4. Carrie Soto Is Back – Taylor Jenkins Reid (Cornerstone)
Taylor Jenkins Reid has long been a popular author but BookTok made her a superstar. The Seven Husbands of Evelyn Hugo – published way back in 2017 – spent a year on bestseller lists after fans on the platform promoted it in 2021 (for a time sharing the same space with that year’s release, Malibu Rising). She returns with a new novel about the post-retirement comeback of a former champion tennis player that’s sure to go down just as well with her ever-growing fanbase. In Jenkins Reid’s trademark style, it’s a bighearted, glamorous read full of pop cultural references and interlinked characters from the rest of the author’s novel universe (Soto first made an appearance in Malibu Rising). Frank, funny and emotional. And no, you don’t have to be a tennis fan to be drawn in.
5. Haven – Emma Donoghue (Pan Macmillan)
The latest release from the acclaimed Man-Booker shortlisted writer (for Room) takes us all the way back to 7th-century Ireland and a priest named Artt, who sets to found a new monastery after waking from a prophesising dream. He and two other men of God settle onto a bare island in the Atlantic off the coast of Ireland populated entirely by birds (the very real island of Skellig Michael, on which the remains of an early Christian monastery stand). Atmospheric and vividly told, Donoghue draws a spell around this unlikely setting and the men who attempt to make peace with it. One to read as the nights draw in.
6. The Book of Goose – Yiyun Li (Fourth Estate, 29 September)

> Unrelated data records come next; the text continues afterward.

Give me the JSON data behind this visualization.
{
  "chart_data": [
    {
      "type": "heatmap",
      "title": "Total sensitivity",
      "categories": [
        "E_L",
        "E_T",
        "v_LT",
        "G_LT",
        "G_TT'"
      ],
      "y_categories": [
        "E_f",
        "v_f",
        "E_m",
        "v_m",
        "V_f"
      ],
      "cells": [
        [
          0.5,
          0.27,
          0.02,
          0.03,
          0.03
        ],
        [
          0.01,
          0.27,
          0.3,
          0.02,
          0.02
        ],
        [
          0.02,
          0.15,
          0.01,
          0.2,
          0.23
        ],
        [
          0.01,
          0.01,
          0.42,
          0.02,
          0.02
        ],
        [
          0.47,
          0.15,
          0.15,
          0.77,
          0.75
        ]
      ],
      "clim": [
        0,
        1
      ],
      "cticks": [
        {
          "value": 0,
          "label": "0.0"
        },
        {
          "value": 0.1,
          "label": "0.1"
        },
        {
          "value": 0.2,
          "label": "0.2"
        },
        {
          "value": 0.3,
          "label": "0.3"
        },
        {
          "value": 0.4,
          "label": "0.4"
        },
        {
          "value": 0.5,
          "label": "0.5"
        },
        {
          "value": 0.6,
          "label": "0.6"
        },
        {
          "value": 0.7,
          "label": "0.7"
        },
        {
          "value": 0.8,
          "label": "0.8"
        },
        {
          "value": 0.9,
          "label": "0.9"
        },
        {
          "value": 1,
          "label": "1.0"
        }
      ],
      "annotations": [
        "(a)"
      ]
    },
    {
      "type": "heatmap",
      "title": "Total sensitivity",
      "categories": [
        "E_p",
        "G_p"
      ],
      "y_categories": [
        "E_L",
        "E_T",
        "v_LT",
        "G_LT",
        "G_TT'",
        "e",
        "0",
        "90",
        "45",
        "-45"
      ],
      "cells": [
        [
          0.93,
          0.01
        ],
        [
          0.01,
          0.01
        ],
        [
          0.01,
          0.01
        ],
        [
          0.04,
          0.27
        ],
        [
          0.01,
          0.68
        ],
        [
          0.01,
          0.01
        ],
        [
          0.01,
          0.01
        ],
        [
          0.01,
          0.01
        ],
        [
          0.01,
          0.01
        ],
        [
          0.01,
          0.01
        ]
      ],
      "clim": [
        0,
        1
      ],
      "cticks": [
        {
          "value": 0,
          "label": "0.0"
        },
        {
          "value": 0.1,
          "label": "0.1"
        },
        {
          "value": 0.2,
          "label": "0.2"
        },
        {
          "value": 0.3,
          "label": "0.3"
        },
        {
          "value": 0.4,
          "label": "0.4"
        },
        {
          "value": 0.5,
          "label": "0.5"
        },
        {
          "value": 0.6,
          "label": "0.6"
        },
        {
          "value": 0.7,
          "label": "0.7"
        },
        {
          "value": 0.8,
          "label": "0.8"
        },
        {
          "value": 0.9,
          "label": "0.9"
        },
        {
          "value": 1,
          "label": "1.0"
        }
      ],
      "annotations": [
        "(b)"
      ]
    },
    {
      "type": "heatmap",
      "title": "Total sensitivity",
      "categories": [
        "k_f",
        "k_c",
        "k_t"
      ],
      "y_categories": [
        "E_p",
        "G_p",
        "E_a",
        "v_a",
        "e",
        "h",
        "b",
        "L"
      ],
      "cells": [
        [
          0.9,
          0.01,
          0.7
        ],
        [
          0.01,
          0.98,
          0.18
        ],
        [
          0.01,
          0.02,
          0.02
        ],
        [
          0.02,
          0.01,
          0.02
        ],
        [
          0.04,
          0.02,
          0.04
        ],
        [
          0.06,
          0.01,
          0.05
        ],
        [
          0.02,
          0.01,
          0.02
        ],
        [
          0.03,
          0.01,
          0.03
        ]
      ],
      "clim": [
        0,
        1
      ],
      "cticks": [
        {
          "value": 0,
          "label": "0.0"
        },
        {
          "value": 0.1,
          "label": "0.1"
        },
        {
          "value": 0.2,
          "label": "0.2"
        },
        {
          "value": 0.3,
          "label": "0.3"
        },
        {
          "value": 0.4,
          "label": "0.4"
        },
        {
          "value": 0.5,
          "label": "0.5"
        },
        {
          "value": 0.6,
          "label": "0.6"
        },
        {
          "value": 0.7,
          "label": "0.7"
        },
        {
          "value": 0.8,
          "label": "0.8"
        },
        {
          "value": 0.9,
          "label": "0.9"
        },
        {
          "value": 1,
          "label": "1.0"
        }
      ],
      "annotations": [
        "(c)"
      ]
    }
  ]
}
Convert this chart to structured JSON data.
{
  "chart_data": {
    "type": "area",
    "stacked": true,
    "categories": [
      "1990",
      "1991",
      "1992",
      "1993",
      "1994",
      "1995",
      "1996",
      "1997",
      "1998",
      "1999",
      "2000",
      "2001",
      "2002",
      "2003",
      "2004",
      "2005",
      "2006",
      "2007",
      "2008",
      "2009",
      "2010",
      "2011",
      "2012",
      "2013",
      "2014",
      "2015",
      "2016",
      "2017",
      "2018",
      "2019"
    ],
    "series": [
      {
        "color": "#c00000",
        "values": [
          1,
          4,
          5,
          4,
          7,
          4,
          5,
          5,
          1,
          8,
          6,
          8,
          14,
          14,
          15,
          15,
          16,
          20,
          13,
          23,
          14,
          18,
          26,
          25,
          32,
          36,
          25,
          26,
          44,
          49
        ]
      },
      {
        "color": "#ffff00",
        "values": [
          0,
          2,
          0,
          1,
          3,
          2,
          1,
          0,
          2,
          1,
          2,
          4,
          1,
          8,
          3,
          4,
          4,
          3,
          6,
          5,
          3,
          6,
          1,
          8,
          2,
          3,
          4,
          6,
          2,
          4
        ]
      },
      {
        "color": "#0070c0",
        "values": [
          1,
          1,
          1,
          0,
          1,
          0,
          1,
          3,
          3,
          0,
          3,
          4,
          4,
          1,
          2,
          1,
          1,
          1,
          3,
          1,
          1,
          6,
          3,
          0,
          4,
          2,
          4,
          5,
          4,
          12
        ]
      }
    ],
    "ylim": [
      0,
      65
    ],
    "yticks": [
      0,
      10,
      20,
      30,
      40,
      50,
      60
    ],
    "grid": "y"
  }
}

Another look at intense female friendship across this decades, Goose tells the story of Agnes and Fabienne from their childhood together in post-WWIII rural France to contemporary(ish) America. In Li’s novel, however, the best girlfriends have become estranged in adulthood – it isn’t until Agnes (now a successful writer) learns of Fabienne’s death that she begins to unpick her truth about their past and the secret at the heart of it. Fans of Elena Ferrante’s Neapolitan trilogy won’t be disappointed, but the comparison undermines the skill with which Li tells her story, peeling back the layers to reveal the dark truths at the heart of Agnes and Fabienne’s friendship.

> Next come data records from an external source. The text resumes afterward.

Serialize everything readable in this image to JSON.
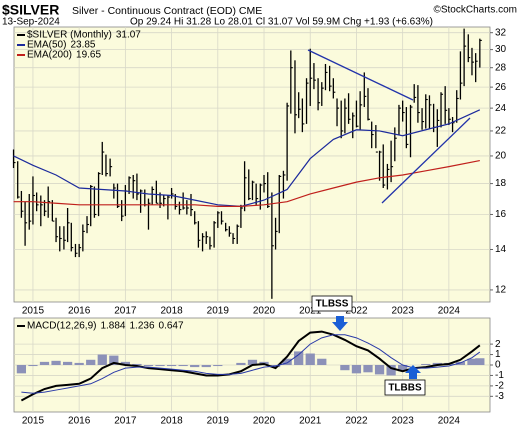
{
  "chart_data": [
    {
      "type": "ohlc",
      "title": "$SILVER",
      "subtitle": "Silver - Continuous Contract (EOD) CME",
      "date": "13-Sep-2024",
      "quote": "Op 29.24 Hi 31.28 Lo 28.01 Cl 31.07 Vol 59.9M Chg +1.93 (+6.63%)",
      "source": "©StockCharts.com",
      "log_scale": true,
      "grid": true,
      "legend": "top-left",
      "xlim": [
        2014.59,
        2024.89
      ],
      "xticks": [
        2015,
        2016,
        2017,
        2018,
        2019,
        2020,
        2021,
        2022,
        2023,
        2024
      ],
      "ylim": [
        11.46,
        32.7
      ],
      "yticks": [
        12,
        14,
        16,
        18,
        20,
        22,
        24,
        26,
        28,
        30,
        32
      ],
      "bars": {
        "name": "$SILVER (Monthly)",
        "color": "#000000",
        "x": [
          2014.58,
          2014.67,
          2014.75,
          2014.83,
          2014.92,
          2015,
          2015.08,
          2015.17,
          2015.25,
          2015.33,
          2015.42,
          2015.5,
          2015.58,
          2015.67,
          2015.75,
          2015.83,
          2015.92,
          2016,
          2016.08,
          2016.17,
          2016.25,
          2016.33,
          2016.42,
          2016.5,
          2016.58,
          2016.67,
          2016.75,
          2016.83,
          2016.92,
          2017,
          2017.08,
          2017.17,
          2017.25,
          2017.33,
          2017.42,
          2017.5,
          2017.58,
          2017.67,
          2017.75,
          2017.83,
          2017.92,
          2018,
          2018.08,
          2018.17,
          2018.25,
          2018.33,
          2018.42,
          2018.5,
          2018.58,
          2018.67,
          2018.75,
          2018.83,
          2018.92,
          2019,
          2019.08,
          2019.17,
          2019.25,
          2019.33,
          2019.42,
          2019.5,
          2019.58,
          2019.67,
          2019.75,
          2019.83,
          2019.92,
          2020,
          2020.08,
          2020.17,
          2020.25,
          2020.33,
          2020.42,
          2020.5,
          2020.58,
          2020.67,
          2020.75,
          2020.83,
          2020.92,
          2021,
          2021.08,
          2021.17,
          2021.25,
          2021.33,
          2021.42,
          2021.5,
          2021.58,
          2021.67,
          2021.75,
          2021.83,
          2021.92,
          2022,
          2022.08,
          2022.17,
          2022.25,
          2022.33,
          2022.42,
          2022.5,
          2022.58,
          2022.67,
          2022.75,
          2022.83,
          2022.92,
          2023,
          2023.08,
          2023.17,
          2023.25,
          2023.33,
          2023.42,
          2023.5,
          2023.58,
          2023.67,
          2023.75,
          2023.83,
          2023.92,
          2024,
          2024.08,
          2024.17,
          2024.25,
          2024.33,
          2024.42,
          2024.5,
          2024.58,
          2024.67
        ],
        "high": [
          20.5,
          19.6,
          17.5,
          16.8,
          17.3,
          18.5,
          17.4,
          17.2,
          16.9,
          17.8,
          16.9,
          15.8,
          15.3,
          15.3,
          16.4,
          15.5,
          14.3,
          14.3,
          15.4,
          15.9,
          17.9,
          17.8,
          18.8,
          21.1,
          20.1,
          19.8,
          18.0,
          18.0,
          16.9,
          17.9,
          18.5,
          18.6,
          18.7,
          17.6,
          17.6,
          17.0,
          17.8,
          18.2,
          17.4,
          17.2,
          17.2,
          17.7,
          17.3,
          16.8,
          17.4,
          16.9,
          17.3,
          16.2,
          15.6,
          14.9,
          15.0,
          14.7,
          15.6,
          16.2,
          16.2,
          15.5,
          15.3,
          14.9,
          15.4,
          16.6,
          19.6,
          19.0,
          18.2,
          18.0,
          18.0,
          18.6,
          18.8,
          17.4,
          15.8,
          18.6,
          18.9,
          24.5,
          29.9,
          28.8,
          25.5,
          24.9,
          26.9,
          30.1,
          28.5,
          26.9,
          26.5,
          28.4,
          28.2,
          26.9,
          24.9,
          24.7,
          24.9,
          25.4,
          23.6,
          24.7,
          25.6,
          27.5,
          25.9,
          22.8,
          22.5,
          20.4,
          20.9,
          19.4,
          21.2,
          22.3,
          24.3,
          24.7,
          24.1,
          24.3,
          26.3,
          26.2,
          24.0,
          25.3,
          25.2,
          24.4,
          23.9,
          25.5,
          26.1,
          24.0,
          23.2,
          25.7,
          29.8,
          32.5,
          31.8,
          30.2,
          29.6,
          31.28
        ],
        "low": [
          19.1,
          17.0,
          15.8,
          14.2,
          15.1,
          15.4,
          16.2,
          15.3,
          15.9,
          15.8,
          15.6,
          14.4,
          13.9,
          14.0,
          14.4,
          13.9,
          13.6,
          13.6,
          13.9,
          14.9,
          15.3,
          15.8,
          15.9,
          18.6,
          18.5,
          18.5,
          17.0,
          16.4,
          15.6,
          15.9,
          17.3,
          17.0,
          16.9,
          16.1,
          16.5,
          15.1,
          16.6,
          16.7,
          16.4,
          16.5,
          15.7,
          17.0,
          16.3,
          16.0,
          16.3,
          16.0,
          15.9,
          15.4,
          14.1,
          13.9,
          14.3,
          14.0,
          14.1,
          15.2,
          15.4,
          15.0,
          14.7,
          14.3,
          14.3,
          15.2,
          16.2,
          16.9,
          16.9,
          16.6,
          16.3,
          17.4,
          16.4,
          11.6,
          14.0,
          14.9,
          17.0,
          18.2,
          23.5,
          21.8,
          23.1,
          21.9,
          22.6,
          24.2,
          25.8,
          23.8,
          24.2,
          25.7,
          25.6,
          24.9,
          22.4,
          21.4,
          21.8,
          22.6,
          21.4,
          22.3,
          22.1,
          24.1,
          22.9,
          20.6,
          20.6,
          18.2,
          17.7,
          17.6,
          18.1,
          19.6,
          21.7,
          22.8,
          20.6,
          19.9,
          24.5,
          22.7,
          22.1,
          22.2,
          22.2,
          21.9,
          20.7,
          22.3,
          22.6,
          22.5,
          21.9,
          22.7,
          24.8,
          26.1,
          28.6,
          27.2,
          26.5,
          28.01
        ],
        "close": [
          19.5,
          17.1,
          16.2,
          15.5,
          15.6,
          17.2,
          16.6,
          16.6,
          16.2,
          16.8,
          15.6,
          14.7,
          14.6,
          14.5,
          15.5,
          14.1,
          13.8,
          14.1,
          15.0,
          15.4,
          17.8,
          16.0,
          18.7,
          20.3,
          18.7,
          19.2,
          17.7,
          16.5,
          15.9,
          17.5,
          18.4,
          18.2,
          17.3,
          17.5,
          16.6,
          16.7,
          17.6,
          16.7,
          16.7,
          17.0,
          17.1,
          17.3,
          16.5,
          16.3,
          16.4,
          16.4,
          16.3,
          15.5,
          14.5,
          14.7,
          14.7,
          14.2,
          15.5,
          16.1,
          15.6,
          15.1,
          14.9,
          14.6,
          15.3,
          16.4,
          18.4,
          17.0,
          18.1,
          17.0,
          17.9,
          18.0,
          16.5,
          14.2,
          15.0,
          18.5,
          18.6,
          24.2,
          28.0,
          23.4,
          23.9,
          22.6,
          26.4,
          26.9,
          26.7,
          24.5,
          25.9,
          27.5,
          26.1,
          25.5,
          24.0,
          22.0,
          24.0,
          23.0,
          23.3,
          22.4,
          24.3,
          25.1,
          23.0,
          21.7,
          20.3,
          20.3,
          17.9,
          19.0,
          19.2,
          21.4,
          24.0,
          23.6,
          20.9,
          24.1,
          25.0,
          23.6,
          22.8,
          24.8,
          24.3,
          22.3,
          22.9,
          25.3,
          23.8,
          23.0,
          22.7,
          24.9,
          26.4,
          30.4,
          29.1,
          28.6,
          28.7,
          31.07
        ]
      },
      "lines": [
        {
          "name": "EMA(50)",
          "color": "#1c2a9c",
          "x": [
            2014.58,
            2015,
            2015.5,
            2016,
            2016.5,
            2017,
            2017.5,
            2018,
            2018.5,
            2019,
            2019.5,
            2020,
            2020.5,
            2021,
            2021.5,
            2022,
            2022.5,
            2023,
            2023.5,
            2024,
            2024.67
          ],
          "values": [
            20.0,
            19.3,
            18.6,
            17.7,
            17.6,
            17.5,
            17.3,
            17.2,
            16.9,
            16.6,
            16.5,
            16.9,
            17.6,
            19.8,
            21.3,
            22.1,
            22.0,
            21.6,
            22.1,
            22.6,
            23.85
          ]
        },
        {
          "name": "EMA(200)",
          "color": "#c0201c",
          "x": [
            2014.58,
            2015,
            2015.5,
            2016,
            2016.5,
            2017,
            2017.5,
            2018,
            2018.5,
            2019,
            2019.5,
            2020,
            2020.5,
            2021,
            2021.5,
            2022,
            2022.5,
            2023,
            2023.5,
            2024,
            2024.67
          ],
          "values": [
            16.8,
            16.8,
            16.7,
            16.6,
            16.6,
            16.6,
            16.6,
            16.6,
            16.6,
            16.5,
            16.5,
            16.6,
            16.8,
            17.3,
            17.7,
            18.1,
            18.4,
            18.6,
            18.9,
            19.2,
            19.65
          ]
        }
      ]
    },
    {
      "type": "macd",
      "grid": true,
      "legend": "top-left",
      "annotations": [
        "TLBSS",
        "TLBBS"
      ],
      "xlim": [
        2014.59,
        2024.89
      ],
      "xticks": [
        2015,
        2016,
        2017,
        2018,
        2019,
        2020,
        2021,
        2022,
        2023,
        2024
      ],
      "ylim": [
        -4.5,
        4.5
      ],
      "yticks": [
        2,
        1,
        0,
        -1,
        -2,
        -3
      ],
      "x": [
        2014.75,
        2015,
        2015.25,
        2015.5,
        2015.75,
        2016,
        2016.25,
        2016.5,
        2016.75,
        2017,
        2017.25,
        2017.5,
        2017.75,
        2018,
        2018.25,
        2018.5,
        2018.75,
        2019,
        2019.25,
        2019.5,
        2019.75,
        2020,
        2020.25,
        2020.5,
        2020.75,
        2021,
        2021.25,
        2021.5,
        2021.75,
        2022,
        2022.25,
        2022.5,
        2022.75,
        2023,
        2023.25,
        2023.5,
        2023.75,
        2024,
        2024.25,
        2024.5,
        2024.67
      ],
      "series": [
        {
          "name": "MACD(12,26,9)",
          "color": "#000000",
          "kind": "line",
          "values": [
            -3.4,
            -2.8,
            -2.3,
            -2.0,
            -1.9,
            -1.8,
            -1.3,
            -0.3,
            0.2,
            0.0,
            -0.1,
            -0.3,
            -0.4,
            -0.5,
            -0.6,
            -0.8,
            -1.0,
            -1.0,
            -0.9,
            -0.6,
            0.0,
            0.1,
            -0.3,
            0.8,
            2.3,
            3.1,
            3.2,
            2.9,
            2.4,
            1.8,
            1.4,
            0.6,
            -0.3,
            -0.6,
            -0.3,
            -0.2,
            0.0,
            0.1,
            0.5,
            1.3,
            1.884
          ]
        },
        {
          "color": "#2a3aa8",
          "kind": "line",
          "values": [
            -2.6,
            -2.7,
            -2.6,
            -2.4,
            -2.2,
            -2.0,
            -1.8,
            -1.3,
            -0.7,
            -0.3,
            -0.2,
            -0.2,
            -0.3,
            -0.4,
            -0.5,
            -0.6,
            -0.8,
            -0.9,
            -0.9,
            -0.8,
            -0.5,
            -0.2,
            -0.1,
            0.2,
            1.0,
            2.0,
            2.6,
            2.9,
            2.9,
            2.6,
            2.1,
            1.5,
            0.7,
            0.0,
            -0.3,
            -0.3,
            -0.2,
            -0.1,
            0.2,
            0.7,
            1.236
          ]
        },
        {
          "color": "#8c91b8",
          "kind": "bar",
          "values": [
            -0.8,
            -0.1,
            0.3,
            0.4,
            0.3,
            0.2,
            0.5,
            1.0,
            0.9,
            0.3,
            0.1,
            -0.1,
            -0.1,
            -0.1,
            -0.1,
            -0.2,
            -0.2,
            -0.1,
            0.0,
            0.2,
            0.5,
            0.3,
            -0.2,
            0.6,
            1.3,
            1.1,
            0.6,
            0.0,
            -0.5,
            -0.8,
            -0.7,
            -0.9,
            -1.0,
            -0.6,
            0.0,
            0.1,
            0.2,
            0.2,
            0.3,
            0.6,
            0.647
          ]
        }
      ]
    }
  ]
}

7. Lucy by the Sea – Elizabeth Strout (Penguin)
Just a year after Oh William! brought Lucy Barton back into readers’ lives, Strout gives her another outing – this time taking us to Maine, where Lucy’s ex-husband, William, has brought her to from New York to escape ‘the virus’. So, yes, this a pandemic novel (which is now a bone fide genre of its own) – but it is much more than that. A deep, heartfelt exploration of human connection and interconnectedness, family, loss and letting go. Deeply affecting.
And one to watch…
8. All That’s Left Unsaid – Tracey Lien (HarperCollins, 15 September)
Lien’s hotly-anticipated debut (it was sold in a nine-way publishing auction) takes us to mid-1990s Cabramatta, in outer Sydney, Australia, to which young journalist Ky Tran returns following the brutal death of her brother on the night of his graduation formal. With police refusing to investigate what they assume to be another drug-related crime between rival gang members of the town’s Vietnamese Australian community, and her parents too cowed to question why, it’s up to Ky to try to get to the truth about Denny’s murder. Lien – who grew up in Cabramatta herself – wraps this who-and-whydunit in emotional and complex layers that address everything from generational trauma and survivor’s guilt to female friendship. A gripping read.